Se las llevaron en dirección a Uckermark. Pensaban que iba a ser ejecutadas. Selma tenía veintidós años y recuerda que sintió rabia por que la fueran a matar tan tarde, después de todo lo que había pasado. Pero vieron pasar de largo Uckermark. Las retuvieron en un campamento un poco más lejos durante nueve días en los que estuvieron mentalizándose de que las iban a ejecutar.
El noveno día las metieron de nuevo en camiones. Los vehículos se detuvieron en medio de la nada y las hicieron bajar. Había llegado su hora, las iban a ejecutar, pensó Selma. De repente, vio a un hombre rubio y atractivo que se acercaba. Era miembro de la Cruz Roja sueca. Las acababan de liberar. Estaban a salvo. Les dieron chocolate y cigarrillos. Una semana más tarde, el 30 de abril, los soldados rusos liberaron Ravensbrück.
Las condujeron a Suecia donde un miembro del gobierno holandés las registró en un listado. Selma se identificó como Margarita van der Kuit. Quería dar su nombre real, pero seguía sin fiarse. Pensaba que el listado iba a ser enviado a Holanda, que seguía ocupada por los nazis. Tras registrarse se dirigió a una sala enorme con colchones en el suelo con el resto de compañeras. Pero a los pocos minutos regresó al puesto de registro y le preguntó al hombre encargado a dónde enviaban el listado. Le dijo que lo enviaban a Londres por la vía diplomática. Selma pensó que tal vez lo podría ver su hermano (sabía que estaba en Inglaterra) y se atrevió a dar su verdadero nombre. El hombre, sin mediar palabra, tachó el nombre de Margarita van der Kuit y escribió el de Selma Velleman. Volvió a ser Selma.

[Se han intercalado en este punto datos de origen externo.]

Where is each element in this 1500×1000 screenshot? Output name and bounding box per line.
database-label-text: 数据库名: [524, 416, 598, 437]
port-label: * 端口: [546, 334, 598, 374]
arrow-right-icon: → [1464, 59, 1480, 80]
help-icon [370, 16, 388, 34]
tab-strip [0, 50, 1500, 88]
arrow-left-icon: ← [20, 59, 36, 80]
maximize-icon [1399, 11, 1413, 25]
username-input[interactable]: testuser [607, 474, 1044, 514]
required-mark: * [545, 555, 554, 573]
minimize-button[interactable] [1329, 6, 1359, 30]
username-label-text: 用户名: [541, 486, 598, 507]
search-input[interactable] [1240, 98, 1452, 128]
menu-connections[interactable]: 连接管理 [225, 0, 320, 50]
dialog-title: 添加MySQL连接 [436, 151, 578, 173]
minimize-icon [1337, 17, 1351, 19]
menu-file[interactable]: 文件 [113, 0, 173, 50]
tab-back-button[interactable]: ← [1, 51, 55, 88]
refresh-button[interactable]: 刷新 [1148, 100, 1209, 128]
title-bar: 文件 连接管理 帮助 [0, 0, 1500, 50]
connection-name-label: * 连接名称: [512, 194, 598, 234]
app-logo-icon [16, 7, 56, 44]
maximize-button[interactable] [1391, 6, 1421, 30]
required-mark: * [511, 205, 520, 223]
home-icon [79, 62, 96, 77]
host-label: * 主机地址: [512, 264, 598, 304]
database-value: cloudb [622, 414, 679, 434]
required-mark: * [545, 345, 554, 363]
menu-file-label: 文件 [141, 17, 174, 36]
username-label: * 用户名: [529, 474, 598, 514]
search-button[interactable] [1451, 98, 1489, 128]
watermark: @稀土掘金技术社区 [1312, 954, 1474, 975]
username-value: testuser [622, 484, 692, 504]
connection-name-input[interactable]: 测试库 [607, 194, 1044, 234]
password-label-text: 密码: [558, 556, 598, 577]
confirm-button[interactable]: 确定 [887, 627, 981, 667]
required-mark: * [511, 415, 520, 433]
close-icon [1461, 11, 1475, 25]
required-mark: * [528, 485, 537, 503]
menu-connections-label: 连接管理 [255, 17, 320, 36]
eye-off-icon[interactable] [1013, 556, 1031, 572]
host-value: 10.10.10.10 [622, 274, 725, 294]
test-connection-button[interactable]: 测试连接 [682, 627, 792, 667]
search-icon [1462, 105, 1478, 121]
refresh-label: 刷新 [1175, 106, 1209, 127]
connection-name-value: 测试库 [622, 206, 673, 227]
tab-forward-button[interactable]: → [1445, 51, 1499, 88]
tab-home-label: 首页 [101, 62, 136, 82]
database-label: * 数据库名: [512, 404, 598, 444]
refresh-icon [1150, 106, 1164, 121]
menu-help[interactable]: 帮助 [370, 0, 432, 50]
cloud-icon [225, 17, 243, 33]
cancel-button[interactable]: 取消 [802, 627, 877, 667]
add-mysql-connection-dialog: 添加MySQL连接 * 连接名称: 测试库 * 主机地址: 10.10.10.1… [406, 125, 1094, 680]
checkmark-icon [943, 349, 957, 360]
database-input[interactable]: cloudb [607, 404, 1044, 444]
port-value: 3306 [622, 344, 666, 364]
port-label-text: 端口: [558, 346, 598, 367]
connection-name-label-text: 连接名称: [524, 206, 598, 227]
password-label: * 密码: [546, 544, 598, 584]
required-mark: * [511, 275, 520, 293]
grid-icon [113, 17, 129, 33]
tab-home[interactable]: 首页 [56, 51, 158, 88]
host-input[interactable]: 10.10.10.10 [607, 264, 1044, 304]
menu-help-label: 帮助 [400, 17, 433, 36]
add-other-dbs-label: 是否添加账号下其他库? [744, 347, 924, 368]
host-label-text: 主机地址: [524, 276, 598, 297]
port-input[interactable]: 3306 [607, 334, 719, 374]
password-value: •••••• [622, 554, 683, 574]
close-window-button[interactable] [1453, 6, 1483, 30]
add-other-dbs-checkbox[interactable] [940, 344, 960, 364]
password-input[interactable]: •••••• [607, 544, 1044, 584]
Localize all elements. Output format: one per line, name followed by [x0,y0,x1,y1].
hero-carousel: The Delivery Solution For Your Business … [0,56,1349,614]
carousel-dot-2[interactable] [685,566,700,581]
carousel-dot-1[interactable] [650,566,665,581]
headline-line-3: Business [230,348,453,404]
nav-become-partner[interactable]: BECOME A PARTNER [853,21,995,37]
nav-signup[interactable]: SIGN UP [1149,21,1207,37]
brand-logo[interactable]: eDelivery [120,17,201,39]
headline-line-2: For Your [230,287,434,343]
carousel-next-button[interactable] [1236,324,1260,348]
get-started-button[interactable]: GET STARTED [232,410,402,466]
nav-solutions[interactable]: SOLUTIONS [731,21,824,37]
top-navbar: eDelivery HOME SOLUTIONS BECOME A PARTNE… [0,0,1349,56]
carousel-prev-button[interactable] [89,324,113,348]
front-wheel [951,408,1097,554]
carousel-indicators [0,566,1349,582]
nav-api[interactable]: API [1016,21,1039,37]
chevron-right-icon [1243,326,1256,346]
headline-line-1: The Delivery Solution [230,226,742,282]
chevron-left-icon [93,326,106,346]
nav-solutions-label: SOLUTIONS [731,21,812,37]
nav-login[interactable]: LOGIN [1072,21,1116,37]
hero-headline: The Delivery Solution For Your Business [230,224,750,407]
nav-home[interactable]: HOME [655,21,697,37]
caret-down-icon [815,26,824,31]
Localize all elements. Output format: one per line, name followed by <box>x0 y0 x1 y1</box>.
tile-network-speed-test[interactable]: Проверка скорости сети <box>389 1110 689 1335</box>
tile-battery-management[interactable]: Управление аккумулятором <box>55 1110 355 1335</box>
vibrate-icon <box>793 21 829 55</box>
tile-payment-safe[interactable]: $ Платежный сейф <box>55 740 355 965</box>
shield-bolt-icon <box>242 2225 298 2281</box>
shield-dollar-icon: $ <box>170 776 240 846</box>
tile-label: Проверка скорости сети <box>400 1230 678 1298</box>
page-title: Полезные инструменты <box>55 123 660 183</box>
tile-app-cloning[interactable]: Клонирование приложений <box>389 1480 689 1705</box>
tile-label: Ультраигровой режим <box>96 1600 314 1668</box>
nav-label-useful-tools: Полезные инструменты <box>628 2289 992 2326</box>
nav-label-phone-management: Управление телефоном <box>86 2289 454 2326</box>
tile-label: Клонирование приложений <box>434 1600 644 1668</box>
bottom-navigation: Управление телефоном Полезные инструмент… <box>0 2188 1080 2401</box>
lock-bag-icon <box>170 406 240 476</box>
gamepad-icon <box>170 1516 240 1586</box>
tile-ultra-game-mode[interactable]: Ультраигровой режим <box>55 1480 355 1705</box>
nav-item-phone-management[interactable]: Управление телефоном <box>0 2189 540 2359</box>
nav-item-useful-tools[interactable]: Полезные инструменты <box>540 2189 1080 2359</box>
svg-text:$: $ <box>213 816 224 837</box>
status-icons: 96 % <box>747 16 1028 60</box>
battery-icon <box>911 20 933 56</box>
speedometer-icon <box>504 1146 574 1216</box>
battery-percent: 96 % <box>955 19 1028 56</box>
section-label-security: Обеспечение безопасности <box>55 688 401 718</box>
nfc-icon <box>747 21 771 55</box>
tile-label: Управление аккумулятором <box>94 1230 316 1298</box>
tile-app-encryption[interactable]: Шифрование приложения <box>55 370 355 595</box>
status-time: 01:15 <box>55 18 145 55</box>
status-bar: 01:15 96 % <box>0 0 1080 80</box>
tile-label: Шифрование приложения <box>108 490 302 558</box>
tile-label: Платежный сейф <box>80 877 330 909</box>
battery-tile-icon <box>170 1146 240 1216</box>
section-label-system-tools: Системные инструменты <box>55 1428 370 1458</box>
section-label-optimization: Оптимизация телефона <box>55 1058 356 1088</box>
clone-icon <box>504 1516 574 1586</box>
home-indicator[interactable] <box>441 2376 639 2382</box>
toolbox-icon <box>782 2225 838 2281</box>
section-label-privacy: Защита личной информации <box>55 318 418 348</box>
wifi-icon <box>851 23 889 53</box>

En el primer ágape tras la liberación, tras nueve meses cautivas, comieron hasta empacharse y muchas enfermaron. Después fueron trasladadas a un campo con sauna y con todos los lujos para recuperarse. El trato que recibieron por parte de las autoridades y de los ciudadanos suecos fue exquisito.
Un día recibió un telegrama de su hermano David desde Londres que le dijo que había visto su nombre en el listado de supervivientes de Ravensbrück. Ella no lo sabía, pero su hermano trabajaba en el Ministerio de Defensa británico. Le preguntó si sabía algo de sus padres y de Clara. David no sabía nada. Selma rompió a llorar.
Cuando Holanda fue liberada, viajó a Ámsterdam para buscar a su amiga Greet. Respiró al descubrir que había sobrevivido a la guerra y supo que un trabajador de la última estación holandesa, una tal señor Zoete, había encontrado la nota de Selma y se la había entregado a Greet. En Ámsterdam también se reencontró con David. Fueron a cenar para celebrar el reencuentro, pero no había apenas alimentos en toda la ciudad. En un restaurante les sirvieron una paloma, pero era tan pequeña y estaba tan seca que no se la pudieron comer y acabaron compartiendo un pastel de manzana con helado.
Más adelante se reencontró con su hermano Louis, que había vuelto del frente en Oriente Medio, donde había continuado la guerra, y recibió una carta del ministerio de Defensa británico con un permiso para ir a vivir a Inglaterra. Y se trasladó a vivir allí con sus dos hermanos.
En Reino Unido se casó y tuvo un hijo. Trabajó como periodista para la BBC y como corresponsal para medios holandeses. Selma dice que se considera una persona afortunada. “Una vez se lo dije a una amiga alemana que había nacido después de la guerra -explica- y ella me dijo: ‘no, Selma. tú no tuviste suerte. Hiciste lo correcto todo el tiempo’. Dijiste ‘nein’, ‘no’ y ‘sí’ cuando tenías que hacerlo. Y moviste la cabeza para decir ‘sí’ o ‘no’ en el momento adecuado”.